Attentats de janvier et polémiques sur la sécurité obligent, l’exécutif muscle désormais son discours. Jusqu’à fin 2014, le gouvernement préférait en dire le moins possible, prétextant la discrétion plus efficace que la publicité. En filigrane, le gouvernement de gauche cherchait ainsi à se distinguer de ses prédécesseurs de droite. Lesquels étaient régulièrement suspectés de jouer sur les peurs afin de justifier des politiques toujours plus sécuritaires.
Au débotté
Désormais, ces précautions semblent bien remisées. Dans l’affaire de l’attentat évité de Villejuif, dès mercredi matin et sitôt les premières rumeurs, le ministre de l’intérieur, Bernard Cazeneuve, a invité par texto au débotté quelques journalistes. Des informations avaient commencé à fuiter dans la matinée sur RTL et M6 : un individu de 24 ans, étudiant d’origine algérienne, était en garde à vue depuis dimanche 19 avril dans une affaire de terrorisme. Il était suspecté d’avoir assassiné ce même jour à Villejuif, Aurélie Châtelain, dans des conditions qui restent encore troubles. Selon toute vraisemblance, Sid Ahmed Ghlam, mis en examen et écroué vendredi 24 avril pour « assassinat, tentative d’assassinat et association de malfaiteurs en lien avec une entreprise terroriste », préparait une attaque tout aussi spectaculaire que meurtrière.

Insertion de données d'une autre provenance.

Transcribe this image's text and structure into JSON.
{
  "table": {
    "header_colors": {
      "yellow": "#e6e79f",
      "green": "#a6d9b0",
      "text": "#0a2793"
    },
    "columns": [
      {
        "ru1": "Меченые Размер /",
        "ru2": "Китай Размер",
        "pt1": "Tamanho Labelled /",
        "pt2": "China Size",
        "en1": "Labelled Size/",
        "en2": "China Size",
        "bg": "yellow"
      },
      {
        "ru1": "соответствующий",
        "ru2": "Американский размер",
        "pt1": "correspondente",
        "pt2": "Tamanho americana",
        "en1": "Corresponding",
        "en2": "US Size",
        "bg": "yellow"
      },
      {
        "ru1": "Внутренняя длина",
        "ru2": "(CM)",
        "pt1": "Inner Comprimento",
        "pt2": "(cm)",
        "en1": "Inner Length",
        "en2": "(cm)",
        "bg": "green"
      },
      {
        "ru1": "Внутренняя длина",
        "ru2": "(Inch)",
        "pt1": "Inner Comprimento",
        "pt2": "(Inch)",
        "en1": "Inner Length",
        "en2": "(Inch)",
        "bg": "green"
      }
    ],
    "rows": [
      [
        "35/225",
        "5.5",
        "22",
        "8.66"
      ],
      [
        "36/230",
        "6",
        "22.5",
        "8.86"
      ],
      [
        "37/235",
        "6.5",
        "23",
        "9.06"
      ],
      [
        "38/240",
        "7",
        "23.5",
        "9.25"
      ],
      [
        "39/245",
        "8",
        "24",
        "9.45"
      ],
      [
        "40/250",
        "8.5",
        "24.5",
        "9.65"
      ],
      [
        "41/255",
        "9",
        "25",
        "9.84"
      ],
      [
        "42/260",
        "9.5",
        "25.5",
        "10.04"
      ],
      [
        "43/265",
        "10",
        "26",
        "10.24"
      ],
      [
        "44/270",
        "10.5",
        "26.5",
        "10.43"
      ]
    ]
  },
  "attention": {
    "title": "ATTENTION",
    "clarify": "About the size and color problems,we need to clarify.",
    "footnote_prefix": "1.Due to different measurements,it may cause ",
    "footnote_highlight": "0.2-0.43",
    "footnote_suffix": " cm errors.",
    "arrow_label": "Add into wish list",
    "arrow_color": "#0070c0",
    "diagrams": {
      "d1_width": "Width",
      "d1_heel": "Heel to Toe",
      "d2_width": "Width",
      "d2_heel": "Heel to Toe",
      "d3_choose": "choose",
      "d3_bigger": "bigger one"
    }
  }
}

La loi sur le renseignement, qui devrait entrer en vigueur dans les prochains mois – si le Conseil constitutionnel ne la censure pas – aurait-elle permis de l’appréhender avant qu’il entame son action meurtrière ? Cela reste à prouver. En tout cas, l’utilisation d’événements dramatiques pour légitimer des décisions politiques ne date pas d’aujourd’hui. En son temps, Nicolas Sarkozy faisait réviser les lois après des faits divers tragiques. Avant lui, Jacques Chirac en 2002, s’était saisi de l’agression d’un homme quelques jours avant le premier tour de l’élection présidentielle pour fustiger la politique du gouvernement Jospin en matière de sécurité.